The effect of intravenous immunoglobulin is more immediate, but its availability is restricted and the evidence for its use is limited to isolated case reports and small case series. However, taking into account the possibility of publication bias, it appears to have high efficacy with an excellent safety profile.

There are some promising initial data for anakinra (2 mg/kg/day up to 100 mg) in patients with >3 recurrences. , increased inflammatory markers, resistance to colchicine and dependence on steroids. This may be consistent with the critical role that interleukin-1 plays in the innate immune response, as exemplified by patients with inherited autoinflammatory syndromes.
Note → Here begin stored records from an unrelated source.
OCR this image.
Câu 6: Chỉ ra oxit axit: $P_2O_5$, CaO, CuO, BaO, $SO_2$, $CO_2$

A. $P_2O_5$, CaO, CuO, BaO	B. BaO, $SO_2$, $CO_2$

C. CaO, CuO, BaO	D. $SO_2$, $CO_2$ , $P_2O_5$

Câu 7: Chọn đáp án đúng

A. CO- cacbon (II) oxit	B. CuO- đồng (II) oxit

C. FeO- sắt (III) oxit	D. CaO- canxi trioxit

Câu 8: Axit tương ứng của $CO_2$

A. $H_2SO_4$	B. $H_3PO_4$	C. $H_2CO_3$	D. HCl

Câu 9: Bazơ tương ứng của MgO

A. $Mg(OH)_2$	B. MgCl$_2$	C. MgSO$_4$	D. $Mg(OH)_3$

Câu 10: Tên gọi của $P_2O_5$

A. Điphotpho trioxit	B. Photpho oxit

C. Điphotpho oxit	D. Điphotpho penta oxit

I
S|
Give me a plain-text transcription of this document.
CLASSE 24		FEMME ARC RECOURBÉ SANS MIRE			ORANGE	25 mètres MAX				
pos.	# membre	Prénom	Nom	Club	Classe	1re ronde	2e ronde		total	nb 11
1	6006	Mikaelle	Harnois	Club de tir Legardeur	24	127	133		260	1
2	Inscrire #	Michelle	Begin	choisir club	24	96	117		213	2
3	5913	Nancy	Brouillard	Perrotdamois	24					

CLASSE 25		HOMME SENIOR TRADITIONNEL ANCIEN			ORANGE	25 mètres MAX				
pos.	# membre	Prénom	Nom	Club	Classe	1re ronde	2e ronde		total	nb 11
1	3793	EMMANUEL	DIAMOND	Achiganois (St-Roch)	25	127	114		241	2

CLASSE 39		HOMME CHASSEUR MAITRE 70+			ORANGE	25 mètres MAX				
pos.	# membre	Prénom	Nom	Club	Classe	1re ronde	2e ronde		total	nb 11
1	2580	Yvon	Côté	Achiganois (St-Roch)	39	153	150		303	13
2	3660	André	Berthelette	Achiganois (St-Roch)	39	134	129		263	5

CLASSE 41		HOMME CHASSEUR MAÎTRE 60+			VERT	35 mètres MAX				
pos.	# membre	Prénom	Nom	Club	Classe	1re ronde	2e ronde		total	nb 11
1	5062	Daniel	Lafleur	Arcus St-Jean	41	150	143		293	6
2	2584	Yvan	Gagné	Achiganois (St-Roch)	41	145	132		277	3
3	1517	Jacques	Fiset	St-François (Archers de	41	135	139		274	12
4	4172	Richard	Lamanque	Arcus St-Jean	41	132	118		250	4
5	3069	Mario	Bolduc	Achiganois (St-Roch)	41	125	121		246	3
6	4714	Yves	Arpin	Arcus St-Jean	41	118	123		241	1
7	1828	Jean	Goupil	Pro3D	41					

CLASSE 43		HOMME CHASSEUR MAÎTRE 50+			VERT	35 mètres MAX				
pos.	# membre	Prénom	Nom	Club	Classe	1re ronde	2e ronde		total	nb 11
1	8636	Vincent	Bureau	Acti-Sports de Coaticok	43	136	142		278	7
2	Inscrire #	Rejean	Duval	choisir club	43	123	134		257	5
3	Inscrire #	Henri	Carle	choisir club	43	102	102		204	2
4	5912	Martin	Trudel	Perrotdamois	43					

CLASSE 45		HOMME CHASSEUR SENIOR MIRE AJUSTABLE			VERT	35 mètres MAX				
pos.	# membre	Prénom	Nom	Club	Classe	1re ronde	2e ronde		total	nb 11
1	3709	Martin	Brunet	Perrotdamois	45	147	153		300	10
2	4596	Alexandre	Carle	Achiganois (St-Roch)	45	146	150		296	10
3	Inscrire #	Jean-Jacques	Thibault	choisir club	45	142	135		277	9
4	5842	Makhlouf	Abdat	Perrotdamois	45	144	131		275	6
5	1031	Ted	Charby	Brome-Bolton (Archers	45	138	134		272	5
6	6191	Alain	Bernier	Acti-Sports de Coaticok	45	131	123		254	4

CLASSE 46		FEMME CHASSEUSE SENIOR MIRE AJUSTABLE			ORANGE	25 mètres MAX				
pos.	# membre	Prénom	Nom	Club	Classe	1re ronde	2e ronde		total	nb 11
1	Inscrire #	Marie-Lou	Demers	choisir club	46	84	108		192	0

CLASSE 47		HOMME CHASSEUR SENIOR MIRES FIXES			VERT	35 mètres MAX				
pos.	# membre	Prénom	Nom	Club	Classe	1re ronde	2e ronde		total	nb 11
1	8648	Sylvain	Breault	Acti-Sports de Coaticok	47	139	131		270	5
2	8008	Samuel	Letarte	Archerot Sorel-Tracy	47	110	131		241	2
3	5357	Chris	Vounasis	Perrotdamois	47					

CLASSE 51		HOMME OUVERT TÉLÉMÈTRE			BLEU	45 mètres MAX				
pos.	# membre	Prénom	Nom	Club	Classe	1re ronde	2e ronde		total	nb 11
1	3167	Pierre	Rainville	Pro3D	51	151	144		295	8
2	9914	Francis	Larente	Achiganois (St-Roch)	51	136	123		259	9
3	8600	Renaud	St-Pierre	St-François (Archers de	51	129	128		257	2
Surgical pericardiectomy is the treatment of last resort, although it is rarely required in clinical practice and is usually more necessary for patients with a history of cardiac surgery and/or features of constriction than for uncomplicated idiopathic recurrent pericarditis.

Prognosis and complications

The prognosis of acute idiopathic pericarditis is generally excellent with a very low risk of long-term sequelae such as constriction (<0.5%). The probability of the latter is related to the etiology of pericarditis rather than the number of episodes.

Pericaric constriction presents with signs and symptoms of heart failure (shortness of breath, fatigue, edema/ascites) but with a normal ejection fraction on echo and often a normal or minimally elevated brain natriuretic peptide. Constriction is more likely to occur after pericarditis triggered by tuberculosis/bacterial infection, trauma, and cardiac surgery.

The prognosis of myopericarditis mirrors that of pericarditis given the extensive overlap in etiology, particularly when left ventricular function is preserved.